Former President Donald Trump is looking to get his Twitter account back.
Fox Business reports that on Friday Trump asked a federal judge to force Twitter to restore his account.
Trump, of course, was banned by Twitter and several other websites, including Facebook, following the January 6th riot that occurred at the U.S. Capitol. Big Tech has argued that it was necessary to ban Trump’s accounts in order to prevent further violence.
Trump’s request for the restoration of his Twitter account came in the form of a preliminary injunction. He is asking the U.S. District Court for the Southern District of Florida to grant it.
In the court filing, Trump’s attorney wrote, “[Twitter] exercises a degree of power and control over political discourse in this country that is immeasurable, historically unprecedented, and profoundly dangerous to open democratic debate.”
In the filing, Trump’s attorney went on to highlight examples of Twitter’s seeming double standards. Trump, for example, noted that Twitter has allowed the Taliban to tweet about its military victories across Afghanistan, while either censoring him or placing warning labels on his tweets.

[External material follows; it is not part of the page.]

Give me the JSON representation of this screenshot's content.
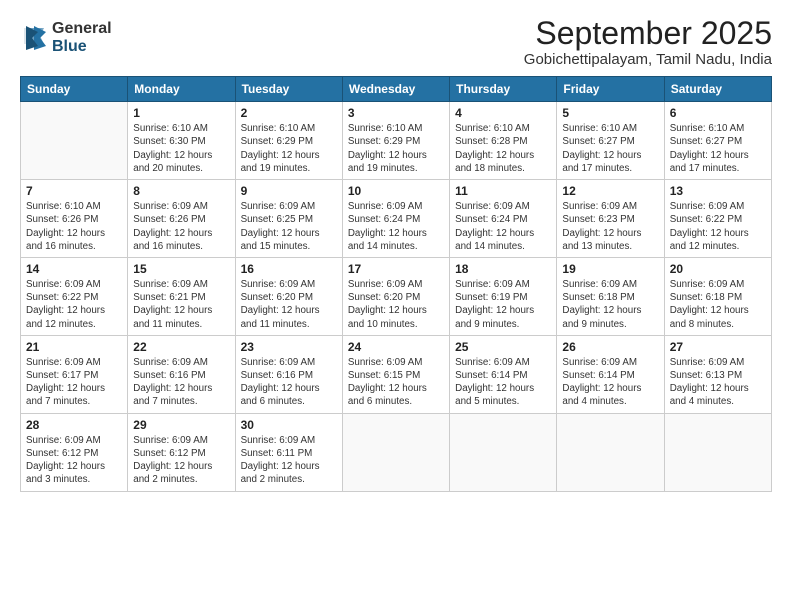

Trump, himself, has not commented on the preliminary injunction request.
This preliminary injunction appears to be part of the larger lawsuit the Trump has filed against Twitter, Facebook, and Google. In that lawsuit, which was filed in July, Trump alleged that the three internet giants violated his First Amendment right to free speech by banning him from their platforms.
Many have suggested that Trump doesn’t stand a chance here because the First Amendment doesn’t apply to private companies. But, Trump’s lawsuit, obviously, is more sophisticated than that.
Trump’s attornies actually allege that the Big Tech companies have essentially become an arm of the U.S. government, and as such ought to be subject to the same Constitutional standards as the U.S. government. Trump has a real leg to stand on here as the Biden White House itself has admitted that it, at times, has worked with Facebook and to cut down on so-called misinformation.
The preliminary injunction, if granted, would give Trump his Twitter account back at least until his case can be heard.
Trump’s chances of having the preliminary injunction granted are unclear as legal experts have yet to weigh in.